EDIT: Actually, conditioned on $X^{0}$ , it is not the case that $X^{T}$ is distributed according to $X$ .
(Simple counterexample: Take a graphical model where node A can be 0 or 1 with equal probability, and A causes B through a chain of > 2T steps, such that we always have B = A for a true sample from X. In such a setting, for a true sample from X, B should be equally likely to be 0 or 1, but $B^{T} ∣ X^{0} = B^{0}$ , i.e. it is deterministic.)
Of course, this is a problem for both my proposal and for the Lightcone theorem—in either case you can’t view $X^{0}$ as a latent that generates $X$ (which seems to be the main motivation, though I’m still not quite sure why that’s the motivation).
- johnswentworth 15 May 2023 16:18 UTC
  LW: 4 AF: 4
  0
  AF Parent
  Sounds like we need to unpack what “viewing $X^{0}$ as a latent which generates $X$ ” is supposed to mean.
  I start with a distribution $P [X]$ . Let’s say $X$ is a bunch of rolls of a biased die, of unknown bias. But I don’t know that’s what $X$ is; I just have the joint distribution of all these die-rolls. What I want to do is look at that distribution and somehow “recover” the underlying latent variable (bias of the die) and factorization, i.e. notice that I can write the distribution as $P [X] = \sum_{i} P [X_{i} | Λ] P [Λ]$ , where $Λ$ is the bias in this case. Then when reasoning/updating, we can usually just think about how an individual die-roll interacts with $Λ$ , rather than all the other rolls, which is useful insofar as $Λ$ is much smaller than all the rolls.
  Note that $P [X | Λ]$ is not supposed to match $P [X]$ ; then the representation would be useless. It’s the marginal $\sum_{i} P [X_{i} | Λ] P [Λ]$ which is supposed to match $P [X]$ .

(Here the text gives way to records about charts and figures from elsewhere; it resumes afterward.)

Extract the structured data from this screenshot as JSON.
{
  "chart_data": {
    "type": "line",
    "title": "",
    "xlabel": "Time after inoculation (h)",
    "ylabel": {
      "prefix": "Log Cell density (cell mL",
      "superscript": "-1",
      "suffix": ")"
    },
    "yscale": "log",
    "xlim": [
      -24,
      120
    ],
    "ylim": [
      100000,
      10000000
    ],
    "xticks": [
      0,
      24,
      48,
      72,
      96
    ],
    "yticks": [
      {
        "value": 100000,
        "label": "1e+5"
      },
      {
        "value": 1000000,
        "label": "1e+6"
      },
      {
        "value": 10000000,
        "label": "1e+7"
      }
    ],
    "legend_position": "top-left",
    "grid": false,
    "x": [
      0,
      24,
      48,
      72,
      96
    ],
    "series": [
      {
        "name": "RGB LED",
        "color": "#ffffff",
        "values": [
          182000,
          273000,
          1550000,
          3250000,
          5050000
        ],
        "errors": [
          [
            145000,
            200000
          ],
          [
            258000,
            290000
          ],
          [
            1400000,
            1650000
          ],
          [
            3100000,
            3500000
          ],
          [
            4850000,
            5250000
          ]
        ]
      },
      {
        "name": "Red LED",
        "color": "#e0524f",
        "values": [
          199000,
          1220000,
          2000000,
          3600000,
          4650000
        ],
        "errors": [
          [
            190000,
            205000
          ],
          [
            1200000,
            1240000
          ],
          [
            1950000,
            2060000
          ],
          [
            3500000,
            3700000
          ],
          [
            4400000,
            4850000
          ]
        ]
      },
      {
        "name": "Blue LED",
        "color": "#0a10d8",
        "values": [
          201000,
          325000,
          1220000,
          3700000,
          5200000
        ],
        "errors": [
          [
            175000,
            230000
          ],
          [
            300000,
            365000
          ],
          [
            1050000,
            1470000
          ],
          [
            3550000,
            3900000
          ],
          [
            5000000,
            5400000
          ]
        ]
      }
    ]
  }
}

  The lightcone theorem lets us do something similar. Rather all the $X_{i}$ ‘s being independent given $Λ$ , only those $X_{i}$ ’s sufficiently far apart are independent, but the concept is otherwise similar. We express $P [X]$ as $\sum_{X^{0}} P [X | X^{0}] P [X^{0}]$ (or, really, $\sum_{Λ} P [X | Λ] P [Λ]$ , where $Λ$ summarizes info in $X^{0}$ relevant to $X$ , which is hopefully much smaller than all of $X$ ).
  - Rohin Shah 15 May 2023 17:23 UTC
    LW: 4 AF: 4
    0
    AF Parent
    Okay, I understand how that addresses my edit.
    I’m still not quite sure why the lightcone theorem is a “foundation” for natural abstraction (it looks to me like a nice concrete example on which you could apply techniques) but I think I should just wait for future posts, since I don’t really have any concrete questions at the moment.
    - Thane Ruthenis 16 May 2023 2:11 UTC
      LW: 4 AF: 3
      0
      AF Parent
      I’m still not quite sure why the lightcone theorem is a “foundation” for natural abstraction (it looks to me like a nice concrete example on which you could apply techniques)
      My impression is that it being a concrete example is the why. “What is the right framework to use?” and “what is the environment-structure in which natural abstractions can be defined?” are core questions of this research agenda, and this sort of multi-layer locality-including causal model is one potential answer.
      The fact that it loops-in the speed of causal influence is also suggestive — it seems fundamental to the structure of our universe, crops up in a lot of places, so the proposition that natural abstractions are somehow downstream of it is interesting.